Kaufmann, a joint fellow with ISP and the Initiative on Religion in International Affairs, outlined fertility trends within religious groups and the impact this may have on regional, national, and global politics and security in his talk, "Religious Fundamentalism as the End of History? The Political Demography of the Abrahamic Faiths."
The increase in the size of a religion's fundamentalist population can change the local and even national politics of a country. During the twentieth century, conservative Protestants increased from little more than a third of the white Protestant total (among those born in 1900) to almost two-thirds (for those born after 1975). Only a quarter of this effect was down to changes in switching patterns, the rest accruing to demography. Indeed, one graph showed the relationship between a state’s non-Hispanic White total fertility rate (TFR) in 2002 and the percent vote for George Bush in 2004. At one end of the spectrum was Utah, which had the highest TFR and percentage of people who voted for Bush, and on the other end was Massachusetts and Rhode Island.

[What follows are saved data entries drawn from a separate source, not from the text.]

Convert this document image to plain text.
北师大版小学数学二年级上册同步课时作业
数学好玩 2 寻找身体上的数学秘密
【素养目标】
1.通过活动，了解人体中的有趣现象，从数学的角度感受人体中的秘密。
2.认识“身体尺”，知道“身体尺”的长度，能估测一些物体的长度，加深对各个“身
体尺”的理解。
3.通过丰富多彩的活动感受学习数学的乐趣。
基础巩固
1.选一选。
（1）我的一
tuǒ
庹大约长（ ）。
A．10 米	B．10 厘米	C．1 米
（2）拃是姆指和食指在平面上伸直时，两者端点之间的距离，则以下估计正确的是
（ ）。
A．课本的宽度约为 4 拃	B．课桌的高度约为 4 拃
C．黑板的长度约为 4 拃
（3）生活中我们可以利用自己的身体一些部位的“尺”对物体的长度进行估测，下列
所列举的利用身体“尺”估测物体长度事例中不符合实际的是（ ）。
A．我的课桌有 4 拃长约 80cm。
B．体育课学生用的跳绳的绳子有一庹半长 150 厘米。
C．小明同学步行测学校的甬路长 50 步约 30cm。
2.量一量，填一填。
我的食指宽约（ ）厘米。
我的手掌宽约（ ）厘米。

Demographic change can threaten a state's security because it produces a larger pool of potential religious militants. Kaufmann pointed out that while most fundamentalists are not militant, all militants are fundamentalists.

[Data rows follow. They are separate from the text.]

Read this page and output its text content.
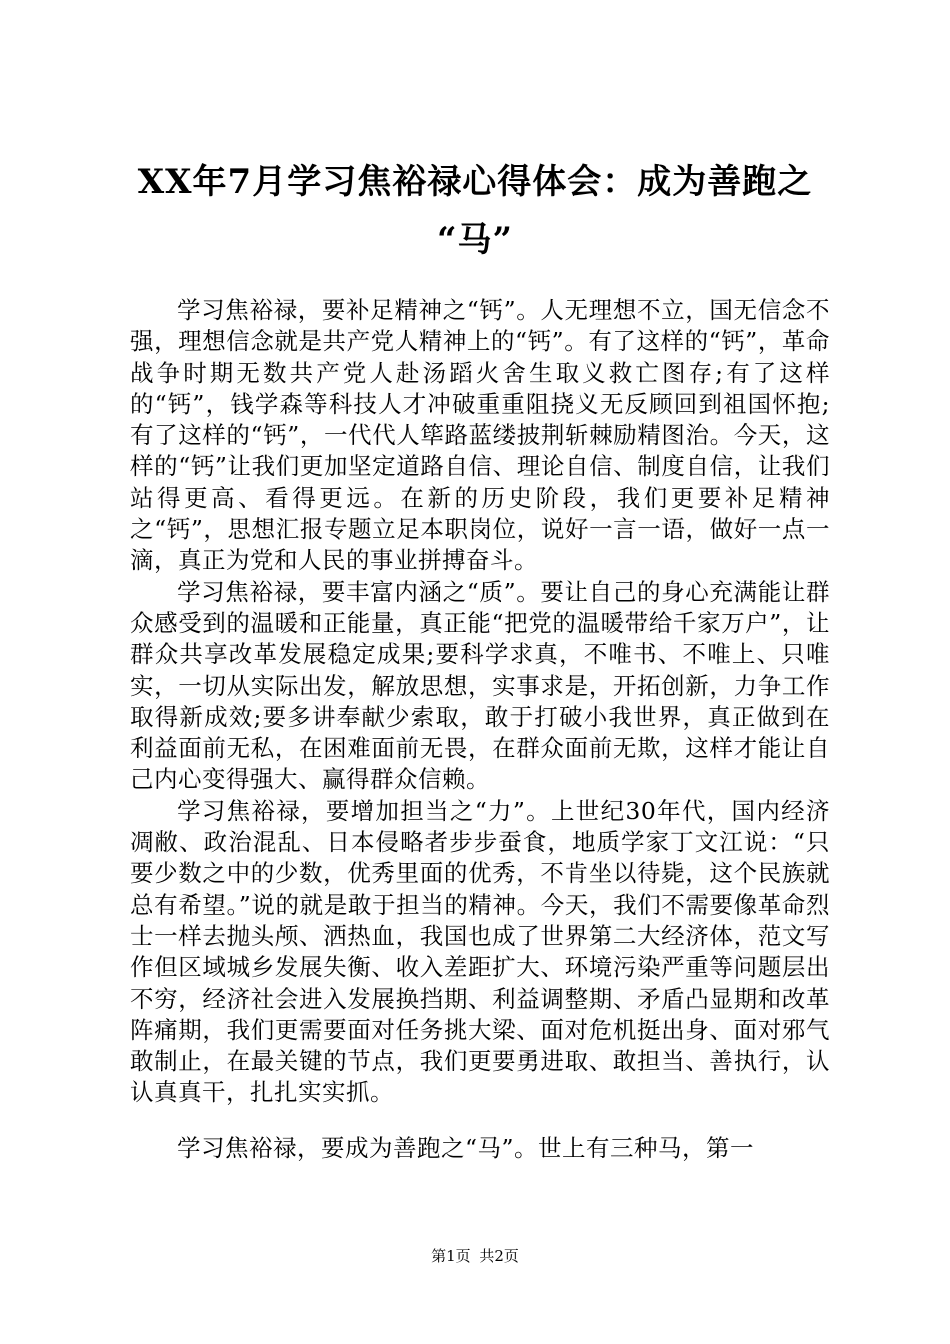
XX年7月学习焦裕禄心得体会：成为善跑之
“马”

学习焦裕禄，要补足精神之“钙”。人无理想不立，国无信念不强，理想信念就是共产党人精神上的“钙”。有了这样的“钙”，革命战争时期无数共产党人赴汤蹈火舍生取义救亡图存;有了这样的“钙”，钱学森等科技人才冲破重重阻挠义无反顾回到祖国怀抱;有了这样的“钙”，一代代人筚路蓝缕披荆斩棘励精图治。今天，这样的“钙”让我们更加坚定道路自信、理论自信、制度自信，让我们站得更高、看得更远。在新的历史阶段，我们更要补足精神之“钙”，思想汇报专题立足本职岗位，说好一言一语，做好一点一滴，真正为党和人民的事业拼搏奋斗。

学习焦裕禄，要丰富内涵之“质”。要让自己的身心充满能让群众感受到的温暖和正能量，真正能“把党的温暖带给千家万户”，让群众共享改革发展稳定成果;要科学求真，不唯书、不唯上、只唯实，一切从实际出发，解放思想，实事求是，开拓创新，力争工作取得新成效;要多讲奉献少索取，敢于打破小我世界，真正做到在利益面前无私，在困难面前无畏，在群众面前无欺，这样才能让自己内心变得强大、赢得群众信赖。

学习焦裕禄，要增加担当之“力”。上世纪30年代，国内经济凋敝、政治混乱、日本侵略者步步蚕食，地质学家丁文江说：“只要少数之中的少数，优秀里面的优秀，不肯坐以待毙，这个民族就总有希望。”说的就是敢于担当的精神。今天，我们不需要像革命烈士一样去抛头颅、洒热血，我国也成了世界第二大经济体，范文写作但区域城乡发展失衡、收入差距扩大、环境污染严重等问题层出不穷，经济社会进入发展换挡期、利益调整期、矛盾凸显期和改革阵痛期，我们更需要面对任务挑大梁、面对危机挺出身、面对邪气敢制止，在最关键的节点，我们更要勇进取、敢担当、善执行，认认真真干，扎扎实实抓。

学习焦裕禄，要成为善跑之“马”。世上有三种马，第一

第1页 共2页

Kaufmann hypothesizes that while the Fukuyama, "post-historical" core societies — liberal democratic, capitalist and secular — have been able to survive external threats like the advancement of technology and the challenge of socialism, it may not be a demographically sustainable system. There is the possibility that the stark differences in growth rate between religious fundamentalists and others could threaten this system from within.
The population "will become increasingly religious and conservative in the long-term, reversing decades — even centuries — of liberal secularization. There will be no mass conversions or sudden shifts in the cultural mood. Instead, religiosity will spread largely through demographic advantage in a world where secular religions and sources of enchantment have exhausted themselves," Kaufmann said.

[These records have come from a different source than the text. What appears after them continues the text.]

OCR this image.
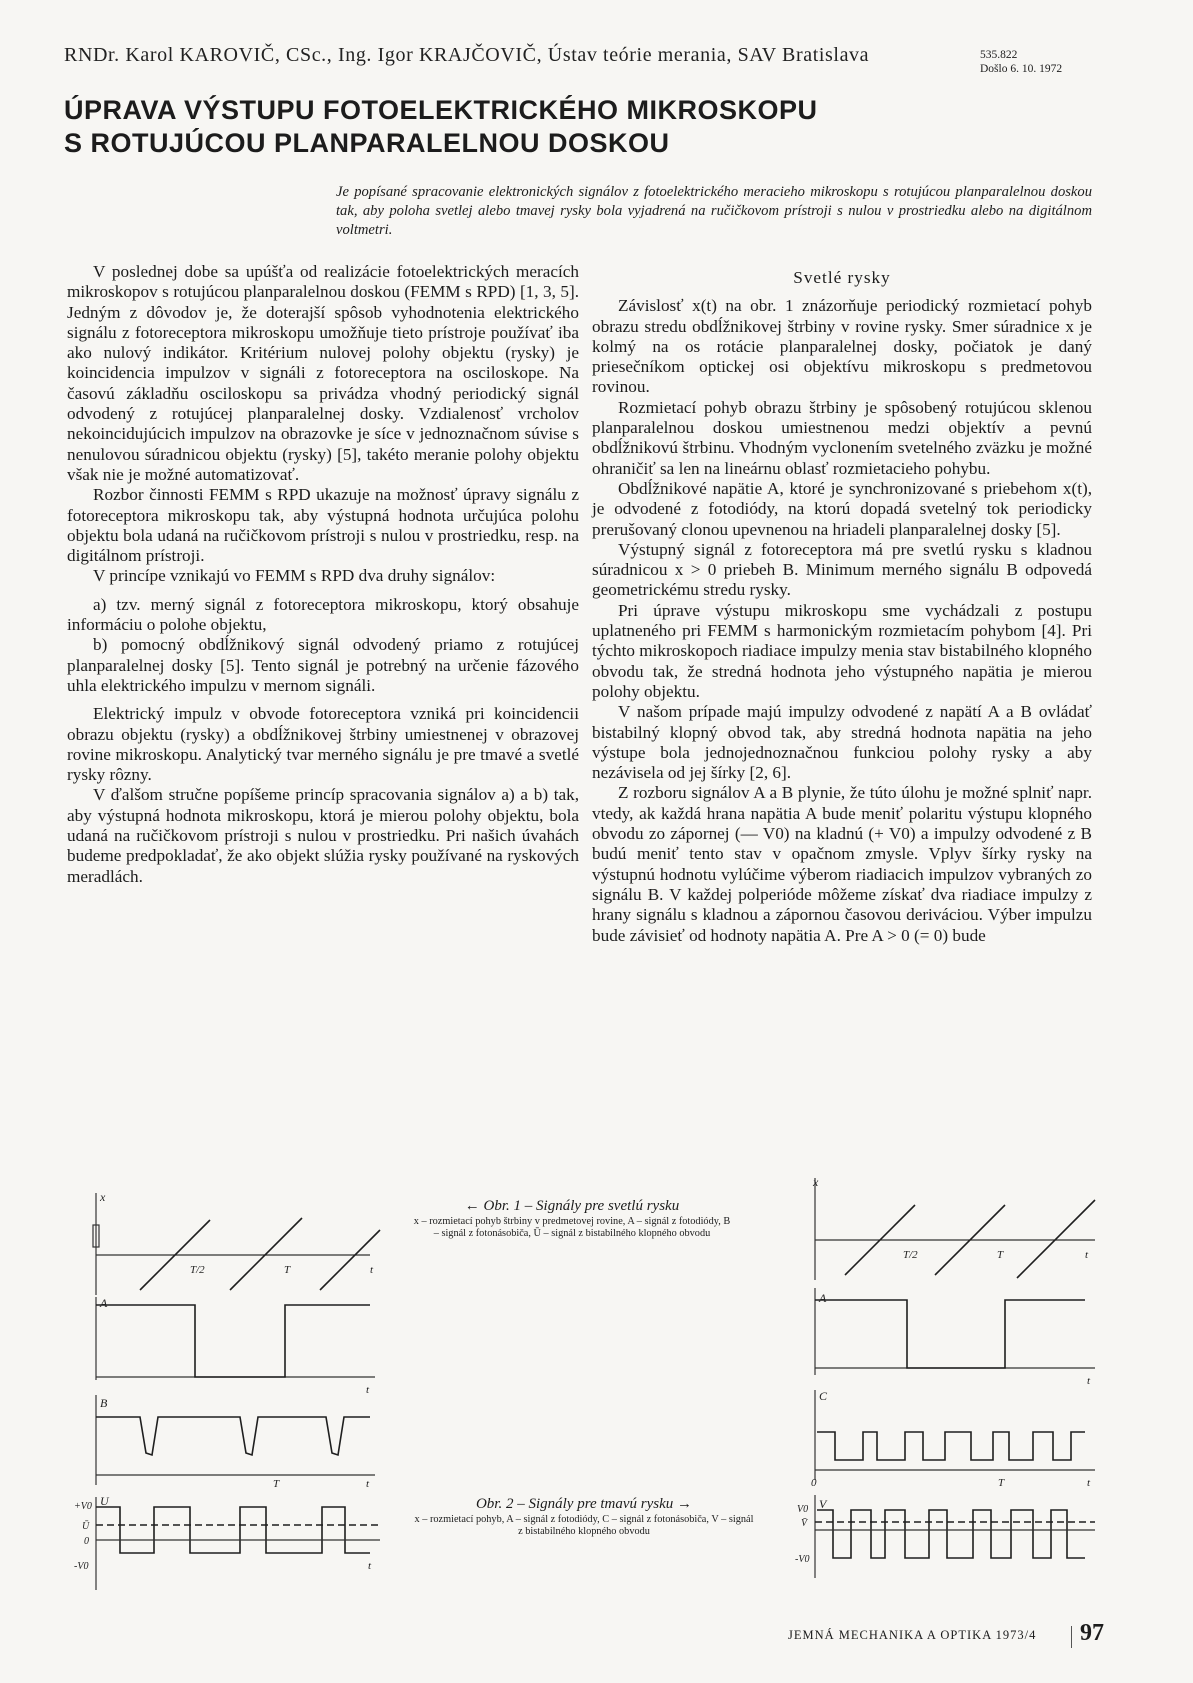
RNDr. Karol KAROVIČ, CSc., Ing. Igor KRAJČOVIČ, Ústav teórie merania, SAV Bratislava	535.822
Došlo 6. 10. 1972
ÚPRAVA VÝSTUPU FOTOELEKTRICKÉHO MIKROSKOPU
S ROTUJÚCOU PLANPARALELNOU DOSKOU
Je popísané spracovanie elektronických signálov z fotoelektrického meracieho mikroskopu s rotujúcou planparalelnou doskou tak, aby poloha svetlej alebo tmavej rysky bola vyjadrená na ručičkovom prístroji s nulou v prostriedku alebo na digitálnom voltmetri.

V poslednej dobe sa upúšťa od realizácie fotoelektrických meracích mikroskopov s rotujúcou planparalelnou doskou (FEMM s RPD) [1, 3, 5]. Jedným z dôvodov je, že doterajší spôsob vyhodnotenia elektrického signálu z fotoreceptora mikroskopu umožňuje tieto prístroje používať iba ako nulový indikátor. Kritérium nulovej polohy objektu (rysky) je koincidencia impulzov v signáli z fotoreceptora na osciloskope. Na časovú základňu osciloskopu sa privádza vhodný periodický signál odvodený z rotujúcej planparalelnej dosky. Vzdialenosť vrcholov nekoincidujúcich impulzov na obrazovke je síce v jednoznačnom súvise s nenulovou súradnicou objektu (rysky) [5], takéto meranie polohy objektu však nie je možné automatizovať.

Rozbor činnosti FEMM s RPD ukazuje na možnosť úpravy signálu z fotoreceptora mikroskopu tak, aby výstupná hodnota určujúca polohu objektu bola udaná na ručičkovom prístroji s nulou v prostriedku, resp. na digitálnom prístroji.

V princípe vznikajú vo FEMM s RPD dva druhy signálov:

a) tzv. merný signál z fotoreceptora mikroskopu, ktorý obsahuje informáciu o polohe objektu,

b) pomocný obdĺžnikový signál odvodený priamo z rotujúcej planparalelnej dosky [5]. Tento signál je potrebný na určenie fázového uhla elektrického impulzu v mernom signáli.

Elektrický impulz v obvode fotoreceptora vzniká pri koincidencii obrazu objektu (rysky) a obdĺžnikovej štrbiny umiestnenej v obrazovej rovine mikroskopu. Analytický tvar merného signálu je pre tmavé a svetlé rysky rôzny.

V ďalšom stručne popíšeme princíp spracovania signálov a) a b) tak, aby výstupná hodnota mikroskopu, ktorá je mierou polohy objektu, bola udaná na ručičkovom prístroji s nulou v prostriedku. Pri našich úvahách budeme predpokladať, že ako objekt slúžia rysky používané na ryskových meradlách.

Svetlé rysky

Závislosť x(t) na obr. 1 znázorňuje periodický rozmietací pohyb obrazu stredu obdĺžnikovej štrbiny v rovine rysky. Smer súradnice x je kolmý na os rotácie planparalelnej dosky, počiatok je daný priesečníkom optickej osi objektívu mikroskopu s predmetovou rovinou.

Rozmietací pohyb obrazu štrbiny je spôsobený rotujúcou sklenou planparalelnou doskou umiestnenou medzi objektív a pevnú obdĺžnikovú štrbinu. Vhodným vyclonením svetelného zväzku je možné ohraničiť sa len na lineárnu oblasť rozmietacieho pohybu.

Obdĺžnikové napätie A, ktoré je synchronizované s priebehom x(t), je odvodené z fotodiódy, na ktorú dopadá svetelný tok periodicky prerušovaný clonou upevnenou na hriadeli planparalelnej dosky [5].

Výstupný signál z fotoreceptora má pre svetlú rysku s kladnou súradnicou x > 0 priebeh B. Minimum merného signálu B odpovedá geometrickému stredu rysky.

Pri úprave výstupu mikroskopu sme vychádzali z postupu uplatneného pri FEMM s harmonickým rozmietacím pohybom [4]. Pri týchto mikroskopoch riadiace impulzy menia stav bistabilného klopného obvodu tak, že stredná hodnota jeho výstupného napätia je mierou polohy objektu.

V našom prípade majú impulzy odvodené z napätí A a B ovládať bistabilný klopný obvod tak, aby stredná hodnota napätia na jeho výstupe bola jednojednoznačnou funkciou polohy rysky a aby nezávisela od jej šírky [2, 6].

Z rozboru signálov A a B plynie, že túto úlohu je možné splniť napr. vtedy, ak každá hrana napätia A bude meniť polaritu výstupu klopného obvodu zo zápornej (— V0) na kladnú (+ V0) a impulzy odvodené z B budú meniť tento stav v opačnom zmysle. Vplyv šírky rysky na výstupnú hodnotu vylúčime výberom riadiacich impulzov vybraných zo signálu B. V každej polperióde môžeme získať dva riadiace impulzy z hrany signálu s kladnou a zápornou časovou deriváciou. Výber impulzu bude závisieť od hodnoty napätia A. Pre A > 0 (= 0) bude

x
T/2	T	t
A
t
B
T	t
U
+V0
Ū
0
-V0	t
← Obr. 1 – Signály pre svetlú rysku
x – rozmietací pohyb štrbiny v predmetovej rovine, A – signál z fotodiódy, B – signál z fotonásobiča, Ū – signál z bistabilného klopného obvodu
x
T/2	T	t
A
t
C
0	T	t
V
V0
V̄
-V0
Obr. 2 – Signály pre tmavú rysku →
x – rozmietací pohyb, A – signál z fotodiódy, C – signál z fotonásobiča, V – signál z bistabilného klopného obvodu
JEMNÁ MECHANIKA A OPTIKA 1973/4	97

The first demographic transition, which lasted between the 18–20th centuries, resulted in a population boom because the total fertility rate (TFR) was higher than the death rate. Today, it appears that the world is on the verge of a second demographic transition, where there are fewer births than deaths. The current world total fertility rate (TFR) is 2.55, but the U.N. predicts that it will drop to 2.33, below the replacement rate, during 2020–2050.
While the overall TFR is on the decline, the TFR among those on the more religious end of the spectrum remains well above replacement. American Jews have a very low TFR of 1.43, but within this group, ultra-Orthodox Jews (Haredim) stand out as exceptionally fertile: they increased their share of American Jewry from 7.2 to 9.4 percent during 2000–2006 alone. In Israel, the Haredim had a TFR of 7.61 in 1996 while other Israeli Jews' TFR stood at just 2.27. This will enable the Haredi to form a majority soon after 2050. Kaufmann hypothetically asked lecture attendees to consider the impact this could have on the peace process since the orthodox and Haredim are particularly attached to Jerusalem — where they are a majority — and to the holy places and "promised" land of the West Bank.
While demographic change will transform Judaism the fastest, both Christianity and Islam show similar patterns. Within Islam, conservative politicians like Ahmadinedjad of Iran or the Taliban in Afghanistan urge larger families and denounce birth control. Muslim governments have endorsed family planning, but at the mass level, supporters of political Islamist doctrines like sharia are significantly more fertile than other Muslims, an effect that is most pronounced in the growing cities. In urban areas, most people are on an equal footing when it comes to accessing family planning and incentives to keep families small, so values, be they secular or Islamist, play a big role in determining family size.
In reply to a question, Kaufmann speculated that demography may expose a contradiction, first cited by Nietzsche, between liberalism's practical need to defend itself and its inability to legitimate the illiberal policies that may be required to do so.